Toda essa verborragia foi apenas para mostrar que os pais de alunos não estão satisfeitos, não. No máximo, eles fazem o jogo do contente e tem mais: pessoas simples costumam ser desconfiadas com respeito a pesquisas, elas não acreditam que sua opinião ficará em segredo. Ah! E também fica difícil para elas separar "qualidade do ensino" do panorama geral.

Comentários

Cirlei Souza disse…
Acabei de conhecer o blog, está de parabéns. Li apenas duas matérias, essa em especial é muito boa para refletirmos nossa postura, sempre procurei não utilizar desses argumentos, mesmo porque minha índole não permite, porém tive um colapso nervoso e hoje sou bibpolar, segundo s médicos é porque guardei muita ráiva por dentro. Estou readaptada e hoje me sinto melhor, adoro alunos, porém tenho pânico de sala de aulas... Só de pensar nas provocações dos alunos muitas vezes incentivados por pessoas da administração escolar fico doente. Desculpe, mas não acho que é com receita de bolo que vamos conseguir arrumar a educação. Realmente é um absurdo ouvir determinada fala dos colegas que estão em sala de aulas, sou muito discriminada entre os colegas por ser readaptada, já sofri muito bullyng, hoje me parece que as coisas estão melhorando por causa da lei de assédio moral. Porém divido minha doença e o tratamento intensivo que faço para manter-me, descobri que sempre tem o outro lado, e os professores tem muitos motivos inerentes para agir dessa forma.
Movimento COEP disse…
Criticas à entrevista do Gustavo Ioschpe na CBN – 01-12-2012.

Giula,

Nossa principal critica é eu o Gustavo Ioschpe propõe uma participação ingênua dos pais na escola.
Por que ele não diz que as professoras e direção escolar não querem a participação dos pais nas escolas?
Outra questão: não basta acusar os pais pela percepção deles sobre a escola.
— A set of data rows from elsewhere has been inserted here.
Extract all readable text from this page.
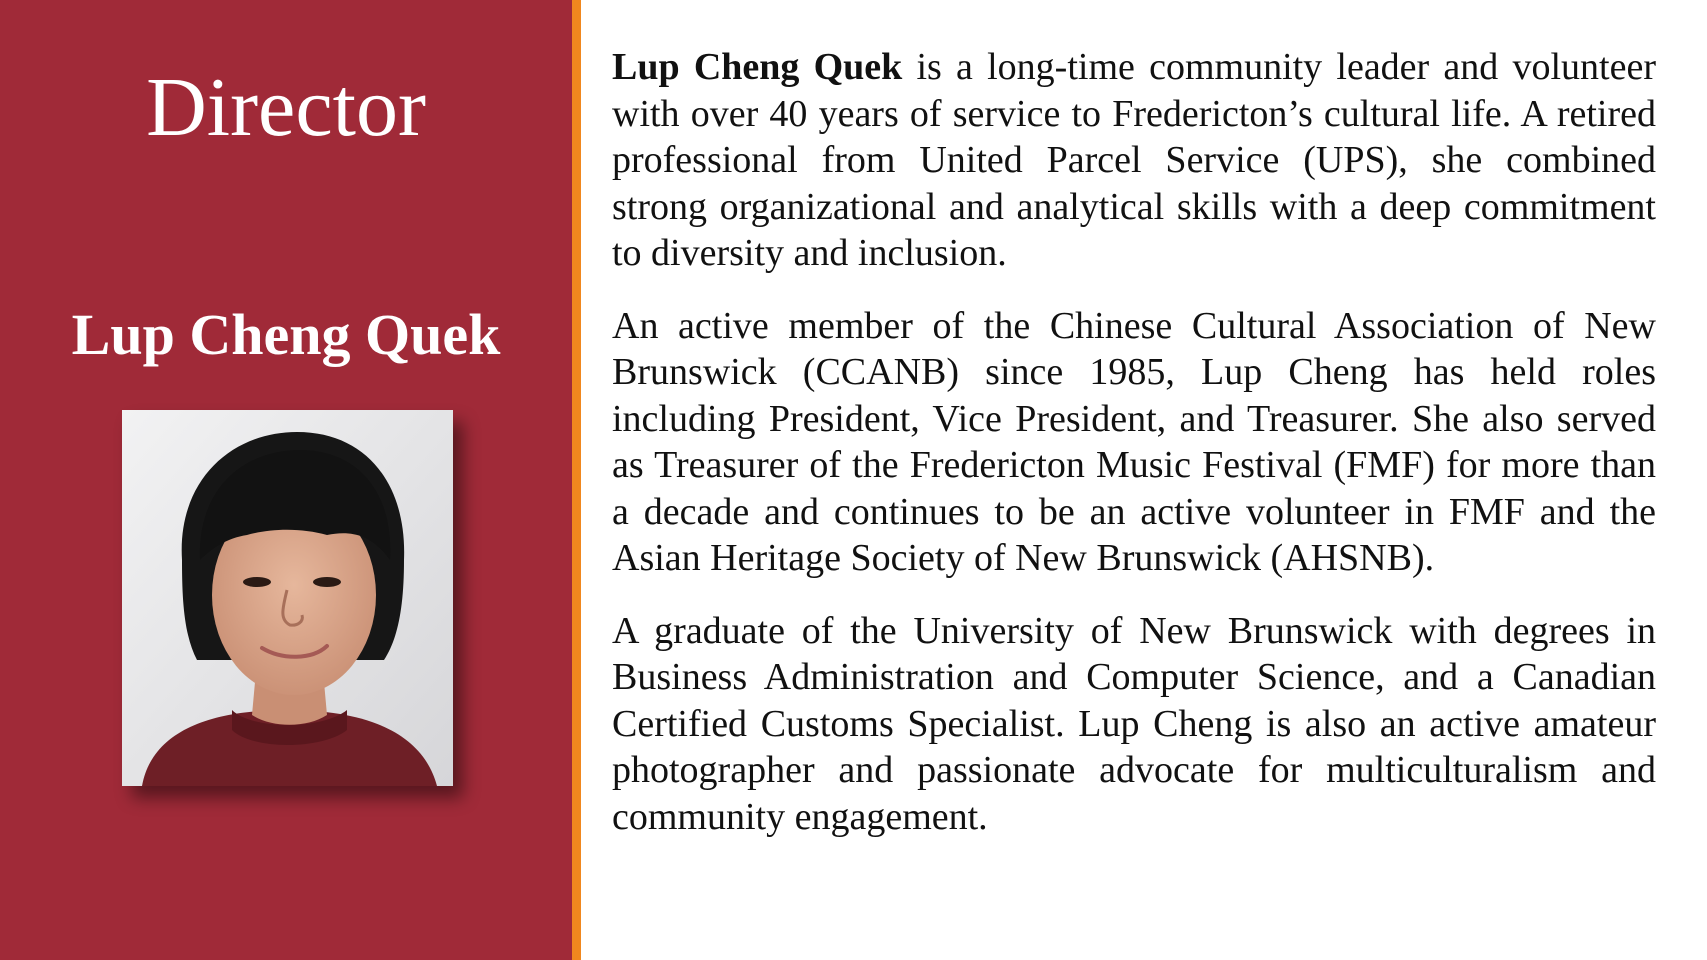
Director
Lup Cheng Quek

Lup Cheng Quek is a long-time community leader and volunteer with over 40 years of service to Fredericton’s cultural life. A retired professional from United Parcel Service (UPS), she combined strong organizational and analytical skills with a deep commitment to diversity and inclusion.

An active member of the Chinese Cultural Association of New Brunswick (CCANB) since 1985, Lup Cheng has held roles including President, Vice President, and Treasurer. She also served as Treasurer of the Fredericton Music Festival (FMF) for more than a decade and continues to be an active volunteer in FMF and the Asian Heritage Society of New Brunswick (AHSNB).

A graduate of the University of New Brunswick with degrees in Business Administration and Computer Science, and a Canadian Certified Customs Specialist. Lup Cheng is also an active amateur photographer and passionate advocate for multiculturalism and community engagement.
É bastante comum os pais darem notas altas para as escolas, assim como dão notas altas para a “saúde”, pois ainda acham que serviço público é um favor e não um direito.
Ao invés de ficar reproduzindo pesquisas mal feitas e manipulas, por que Gustavo Ioshpe não defende uma pesquisa qualificada, onde os pais responderiam sobre pontos objetivos, pontos específicos sobre a função da escola e dos professores.
Não adianta repetir a ladainha de que os professores devem mandar lição de casa para os alunos, pois a maioria das escolas nem mesmo tem bibliotecas funcionando. Na prática, as escolas e os professores transferem às famílias a tarefa de ensinar os alunos.

Sem escolas em tempo integral e sem professores dedicados a uma única escola, a educação brasileira continuará freqüentando os piores lugares nos rankings educacionais.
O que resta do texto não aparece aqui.